Reference no: EM133052758 
                                                                               
                                       
Assignment :  Big Data and Data Warehouse.
In this assignment you will make recommendations on the collection and management of Big Data on behalf of your client, and you will explain how and where all of this data will be stored.
What database will you use? Will it store raw unstructured data or pre-formatted structured data?
Your choices here also depend in part, on your prior choices involving the cloud and will further influence your future choices for networks.
Your client's data might be found in multiple places and in multiple formats. For the purposes of this assignment assume you CAN get the data by either partnering with the data-owner, or maybe by recommending the rights to the data be purchased by the client, or perhaps by screen-scraping data from the client's own website(s), or by uploading client financial data.
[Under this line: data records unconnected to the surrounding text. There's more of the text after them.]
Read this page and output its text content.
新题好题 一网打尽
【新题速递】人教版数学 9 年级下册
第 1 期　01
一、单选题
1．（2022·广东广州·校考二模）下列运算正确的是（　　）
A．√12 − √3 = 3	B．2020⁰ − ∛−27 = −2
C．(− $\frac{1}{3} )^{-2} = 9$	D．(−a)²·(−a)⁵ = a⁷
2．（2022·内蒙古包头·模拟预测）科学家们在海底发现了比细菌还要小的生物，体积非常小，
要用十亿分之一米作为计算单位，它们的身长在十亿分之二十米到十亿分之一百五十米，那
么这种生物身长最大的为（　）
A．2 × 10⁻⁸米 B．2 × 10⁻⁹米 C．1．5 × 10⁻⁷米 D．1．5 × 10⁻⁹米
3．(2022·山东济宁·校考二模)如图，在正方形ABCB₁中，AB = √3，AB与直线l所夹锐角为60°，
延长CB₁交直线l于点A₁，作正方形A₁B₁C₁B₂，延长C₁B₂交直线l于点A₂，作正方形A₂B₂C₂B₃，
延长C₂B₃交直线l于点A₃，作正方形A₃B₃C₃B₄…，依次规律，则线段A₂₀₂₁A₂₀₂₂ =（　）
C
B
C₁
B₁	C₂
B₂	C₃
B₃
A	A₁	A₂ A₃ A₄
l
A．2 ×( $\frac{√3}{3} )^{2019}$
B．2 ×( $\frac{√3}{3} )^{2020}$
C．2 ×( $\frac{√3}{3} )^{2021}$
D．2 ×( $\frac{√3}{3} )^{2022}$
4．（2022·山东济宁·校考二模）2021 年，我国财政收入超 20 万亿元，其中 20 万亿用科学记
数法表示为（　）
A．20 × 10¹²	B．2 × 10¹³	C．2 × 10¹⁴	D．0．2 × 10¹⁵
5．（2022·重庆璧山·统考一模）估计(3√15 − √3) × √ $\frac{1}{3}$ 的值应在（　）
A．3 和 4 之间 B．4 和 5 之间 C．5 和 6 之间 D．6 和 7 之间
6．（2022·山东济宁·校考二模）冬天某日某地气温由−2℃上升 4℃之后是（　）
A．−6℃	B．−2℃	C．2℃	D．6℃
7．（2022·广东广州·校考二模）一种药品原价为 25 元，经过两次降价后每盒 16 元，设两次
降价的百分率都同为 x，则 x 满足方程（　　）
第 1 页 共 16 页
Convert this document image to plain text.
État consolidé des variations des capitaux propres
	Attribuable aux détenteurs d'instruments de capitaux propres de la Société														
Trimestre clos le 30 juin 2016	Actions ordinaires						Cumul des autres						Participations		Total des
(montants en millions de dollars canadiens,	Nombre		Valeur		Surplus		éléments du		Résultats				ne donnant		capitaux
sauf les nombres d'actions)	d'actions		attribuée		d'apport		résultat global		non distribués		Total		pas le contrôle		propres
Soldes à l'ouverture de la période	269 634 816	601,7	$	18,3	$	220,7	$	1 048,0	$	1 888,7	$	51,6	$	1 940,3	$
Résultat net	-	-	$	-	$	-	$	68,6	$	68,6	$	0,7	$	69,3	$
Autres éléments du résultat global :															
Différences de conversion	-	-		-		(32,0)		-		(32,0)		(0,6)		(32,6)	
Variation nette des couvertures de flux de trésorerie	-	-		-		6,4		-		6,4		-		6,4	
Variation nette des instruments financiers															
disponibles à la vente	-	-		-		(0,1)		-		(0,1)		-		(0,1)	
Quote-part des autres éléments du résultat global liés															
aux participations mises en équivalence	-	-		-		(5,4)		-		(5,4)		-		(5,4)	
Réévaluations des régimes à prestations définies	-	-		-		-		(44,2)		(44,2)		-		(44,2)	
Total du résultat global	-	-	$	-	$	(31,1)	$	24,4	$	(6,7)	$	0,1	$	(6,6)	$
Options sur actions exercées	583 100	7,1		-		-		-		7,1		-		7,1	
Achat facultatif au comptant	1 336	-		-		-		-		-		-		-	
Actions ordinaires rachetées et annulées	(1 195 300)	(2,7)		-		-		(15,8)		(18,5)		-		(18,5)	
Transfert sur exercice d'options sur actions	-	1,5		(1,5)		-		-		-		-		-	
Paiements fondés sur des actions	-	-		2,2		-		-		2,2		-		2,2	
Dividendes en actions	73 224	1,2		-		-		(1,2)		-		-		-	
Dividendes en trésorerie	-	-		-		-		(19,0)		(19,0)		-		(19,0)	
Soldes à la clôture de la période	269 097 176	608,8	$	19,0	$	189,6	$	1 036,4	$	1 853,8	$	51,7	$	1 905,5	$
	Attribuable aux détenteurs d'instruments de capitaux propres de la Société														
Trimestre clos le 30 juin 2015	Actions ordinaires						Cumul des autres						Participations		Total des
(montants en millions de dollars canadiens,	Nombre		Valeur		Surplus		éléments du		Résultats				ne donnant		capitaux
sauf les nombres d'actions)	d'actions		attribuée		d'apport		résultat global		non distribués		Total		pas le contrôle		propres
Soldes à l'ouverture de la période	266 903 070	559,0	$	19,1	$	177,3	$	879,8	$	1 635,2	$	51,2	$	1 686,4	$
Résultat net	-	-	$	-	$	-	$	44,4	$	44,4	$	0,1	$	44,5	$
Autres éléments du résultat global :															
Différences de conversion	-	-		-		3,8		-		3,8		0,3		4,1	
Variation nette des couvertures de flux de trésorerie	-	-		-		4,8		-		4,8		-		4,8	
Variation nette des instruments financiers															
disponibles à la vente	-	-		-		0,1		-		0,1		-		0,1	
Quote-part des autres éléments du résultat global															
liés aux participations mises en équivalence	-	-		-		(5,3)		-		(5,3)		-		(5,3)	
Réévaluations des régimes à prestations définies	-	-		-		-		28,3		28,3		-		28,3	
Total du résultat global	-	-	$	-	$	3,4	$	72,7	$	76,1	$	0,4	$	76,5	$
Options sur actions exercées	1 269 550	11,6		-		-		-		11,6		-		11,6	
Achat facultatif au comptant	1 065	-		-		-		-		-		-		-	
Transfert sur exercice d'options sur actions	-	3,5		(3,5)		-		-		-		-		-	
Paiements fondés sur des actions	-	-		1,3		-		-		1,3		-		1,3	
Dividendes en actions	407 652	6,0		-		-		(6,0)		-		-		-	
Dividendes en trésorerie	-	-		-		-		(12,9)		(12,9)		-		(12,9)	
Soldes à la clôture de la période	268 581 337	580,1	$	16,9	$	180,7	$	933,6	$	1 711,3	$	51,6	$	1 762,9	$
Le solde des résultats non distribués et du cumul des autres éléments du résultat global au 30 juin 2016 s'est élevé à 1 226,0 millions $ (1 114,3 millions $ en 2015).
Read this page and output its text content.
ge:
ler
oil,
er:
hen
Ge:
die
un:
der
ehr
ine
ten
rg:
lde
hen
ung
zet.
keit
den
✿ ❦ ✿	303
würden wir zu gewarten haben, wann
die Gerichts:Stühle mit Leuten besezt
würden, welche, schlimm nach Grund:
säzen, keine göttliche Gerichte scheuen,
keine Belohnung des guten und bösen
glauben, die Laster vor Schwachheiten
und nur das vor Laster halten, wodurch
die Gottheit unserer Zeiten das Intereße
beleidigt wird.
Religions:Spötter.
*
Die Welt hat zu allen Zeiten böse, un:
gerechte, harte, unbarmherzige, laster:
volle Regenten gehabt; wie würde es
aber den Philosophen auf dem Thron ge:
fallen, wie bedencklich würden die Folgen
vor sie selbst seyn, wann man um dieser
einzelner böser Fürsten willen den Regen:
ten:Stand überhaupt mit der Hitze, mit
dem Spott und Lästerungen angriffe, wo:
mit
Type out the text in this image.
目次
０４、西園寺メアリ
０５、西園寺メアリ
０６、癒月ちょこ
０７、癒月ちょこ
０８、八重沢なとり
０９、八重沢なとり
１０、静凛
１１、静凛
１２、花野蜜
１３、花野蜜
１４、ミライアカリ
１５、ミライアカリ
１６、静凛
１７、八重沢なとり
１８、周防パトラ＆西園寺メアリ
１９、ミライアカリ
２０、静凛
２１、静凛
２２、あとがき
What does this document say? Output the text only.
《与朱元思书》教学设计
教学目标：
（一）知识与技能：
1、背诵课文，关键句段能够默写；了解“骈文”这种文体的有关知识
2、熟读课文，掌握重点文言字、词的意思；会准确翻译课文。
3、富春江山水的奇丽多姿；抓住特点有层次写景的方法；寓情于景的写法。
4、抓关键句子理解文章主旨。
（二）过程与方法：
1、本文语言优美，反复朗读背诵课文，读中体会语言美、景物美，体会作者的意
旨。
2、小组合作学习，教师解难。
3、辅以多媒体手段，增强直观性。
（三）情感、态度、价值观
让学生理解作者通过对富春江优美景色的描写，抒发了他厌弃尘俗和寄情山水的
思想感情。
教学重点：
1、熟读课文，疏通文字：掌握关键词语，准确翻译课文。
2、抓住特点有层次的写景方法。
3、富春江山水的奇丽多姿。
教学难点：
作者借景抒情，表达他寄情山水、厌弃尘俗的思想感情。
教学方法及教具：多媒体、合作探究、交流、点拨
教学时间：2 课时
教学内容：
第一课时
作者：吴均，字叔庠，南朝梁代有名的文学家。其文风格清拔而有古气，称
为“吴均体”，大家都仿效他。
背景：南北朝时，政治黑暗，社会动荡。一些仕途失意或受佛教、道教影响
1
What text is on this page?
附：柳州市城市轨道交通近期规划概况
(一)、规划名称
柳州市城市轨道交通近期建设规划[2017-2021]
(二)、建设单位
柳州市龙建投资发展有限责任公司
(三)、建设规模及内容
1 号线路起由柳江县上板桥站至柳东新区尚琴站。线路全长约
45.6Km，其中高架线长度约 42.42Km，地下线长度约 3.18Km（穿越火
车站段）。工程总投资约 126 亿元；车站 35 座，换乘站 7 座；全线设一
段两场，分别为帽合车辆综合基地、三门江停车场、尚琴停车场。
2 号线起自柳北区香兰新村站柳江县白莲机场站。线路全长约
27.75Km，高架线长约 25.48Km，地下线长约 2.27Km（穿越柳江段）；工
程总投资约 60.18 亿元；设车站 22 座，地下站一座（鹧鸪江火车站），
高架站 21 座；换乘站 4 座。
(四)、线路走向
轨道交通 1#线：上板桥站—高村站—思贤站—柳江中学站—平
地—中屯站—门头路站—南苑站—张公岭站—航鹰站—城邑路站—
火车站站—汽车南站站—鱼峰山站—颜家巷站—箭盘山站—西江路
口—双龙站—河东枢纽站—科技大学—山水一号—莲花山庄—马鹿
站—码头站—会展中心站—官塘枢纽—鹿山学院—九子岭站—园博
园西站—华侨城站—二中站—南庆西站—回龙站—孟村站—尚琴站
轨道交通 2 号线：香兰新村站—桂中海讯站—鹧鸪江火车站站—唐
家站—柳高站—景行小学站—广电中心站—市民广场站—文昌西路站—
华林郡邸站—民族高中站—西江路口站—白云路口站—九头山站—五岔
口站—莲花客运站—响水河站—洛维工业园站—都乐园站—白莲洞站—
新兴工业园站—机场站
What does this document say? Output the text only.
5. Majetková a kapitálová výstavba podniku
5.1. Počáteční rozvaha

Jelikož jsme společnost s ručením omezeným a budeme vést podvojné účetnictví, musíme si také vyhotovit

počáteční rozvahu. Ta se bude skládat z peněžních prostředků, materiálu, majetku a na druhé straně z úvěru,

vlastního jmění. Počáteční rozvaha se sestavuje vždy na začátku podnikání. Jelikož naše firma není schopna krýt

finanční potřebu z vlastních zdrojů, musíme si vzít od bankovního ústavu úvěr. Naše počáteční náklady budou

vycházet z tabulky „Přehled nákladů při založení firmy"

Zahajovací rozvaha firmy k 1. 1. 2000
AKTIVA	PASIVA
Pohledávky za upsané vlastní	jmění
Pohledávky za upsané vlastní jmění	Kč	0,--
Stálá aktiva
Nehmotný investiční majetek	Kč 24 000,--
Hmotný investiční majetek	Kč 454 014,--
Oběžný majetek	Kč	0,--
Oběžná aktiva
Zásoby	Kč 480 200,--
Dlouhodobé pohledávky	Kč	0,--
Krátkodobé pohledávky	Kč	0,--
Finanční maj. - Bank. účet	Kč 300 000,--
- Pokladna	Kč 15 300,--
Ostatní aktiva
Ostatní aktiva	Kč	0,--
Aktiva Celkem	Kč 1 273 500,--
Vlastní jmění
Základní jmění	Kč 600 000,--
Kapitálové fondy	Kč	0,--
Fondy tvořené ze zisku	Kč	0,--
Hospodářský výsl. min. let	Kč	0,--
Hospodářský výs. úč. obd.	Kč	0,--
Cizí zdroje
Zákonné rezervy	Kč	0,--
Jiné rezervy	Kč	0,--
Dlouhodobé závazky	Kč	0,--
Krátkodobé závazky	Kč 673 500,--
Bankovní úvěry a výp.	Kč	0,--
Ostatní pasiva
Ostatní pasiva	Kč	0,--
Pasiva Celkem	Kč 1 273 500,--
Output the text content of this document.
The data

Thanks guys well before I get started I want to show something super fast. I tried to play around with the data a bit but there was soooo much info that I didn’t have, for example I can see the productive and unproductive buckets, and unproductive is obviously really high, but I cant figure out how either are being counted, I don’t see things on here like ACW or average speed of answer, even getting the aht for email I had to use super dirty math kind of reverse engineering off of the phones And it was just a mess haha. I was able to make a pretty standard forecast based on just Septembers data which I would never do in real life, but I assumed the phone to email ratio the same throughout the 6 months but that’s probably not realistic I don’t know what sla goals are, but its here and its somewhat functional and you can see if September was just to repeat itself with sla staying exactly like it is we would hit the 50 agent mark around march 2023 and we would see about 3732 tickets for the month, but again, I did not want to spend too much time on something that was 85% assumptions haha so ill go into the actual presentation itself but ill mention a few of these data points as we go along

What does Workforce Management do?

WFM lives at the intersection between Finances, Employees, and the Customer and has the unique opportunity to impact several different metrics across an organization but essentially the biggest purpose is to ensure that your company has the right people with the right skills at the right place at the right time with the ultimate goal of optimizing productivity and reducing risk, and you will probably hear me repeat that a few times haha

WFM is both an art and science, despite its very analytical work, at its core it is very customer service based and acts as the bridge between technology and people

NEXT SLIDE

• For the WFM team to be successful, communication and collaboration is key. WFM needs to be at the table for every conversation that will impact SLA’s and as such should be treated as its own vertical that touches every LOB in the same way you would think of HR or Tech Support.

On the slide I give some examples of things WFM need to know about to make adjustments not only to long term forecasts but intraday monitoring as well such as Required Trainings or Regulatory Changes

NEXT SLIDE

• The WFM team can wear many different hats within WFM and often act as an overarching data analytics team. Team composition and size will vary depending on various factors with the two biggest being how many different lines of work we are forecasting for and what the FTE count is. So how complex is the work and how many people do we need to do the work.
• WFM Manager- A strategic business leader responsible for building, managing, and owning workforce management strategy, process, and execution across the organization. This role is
If you are using video data as well as part of your proposal, then there are other considerations. How will you store and use that data?  Perhaps you use software that interprets activity within videos? Perhaps you will plan for constituents to upload mobile phone video data to your client's website.
1.	For your chosen business (the business of your client) and the industry he/she is in, determine if it is advisable to plan this new data analytics function and database in a manner where it will be established at a cloud service provider (CSP)? Explain why. Find similar cases elsewhere.
2.	Where is this Big Data found?
3.	What is the format and type of the database going to be?
4.	How will the data get from wherever it is into this database? Supply a data flow diagram (DFD).
5.	Will you store unformatted data? If so what application will format the data when you read it for analysis?
6.	Will you store formatted data in a Data Warehouse? If so supply the schema diagram.
7.	Is this data going to be historical in nature?
8.	Is this data going to include a real-time component? If so this greatly complicates the scenario and you need to address the impact of outages on data loss and probably need to mention the need for a Helpdesk to support the real-time function. Any real-time component will significantly impact your future networking recommendations.
9.	Will you be recommending some form of data warehouse? If so, will you use ETL formatting or something else?
10.	Will you be recommending a Hadoop structure? If so where will this be hosted?
11.	Create a workflow diagram (WFD) to show the activities from data generation, to data capture, to analysis of data, to report generation.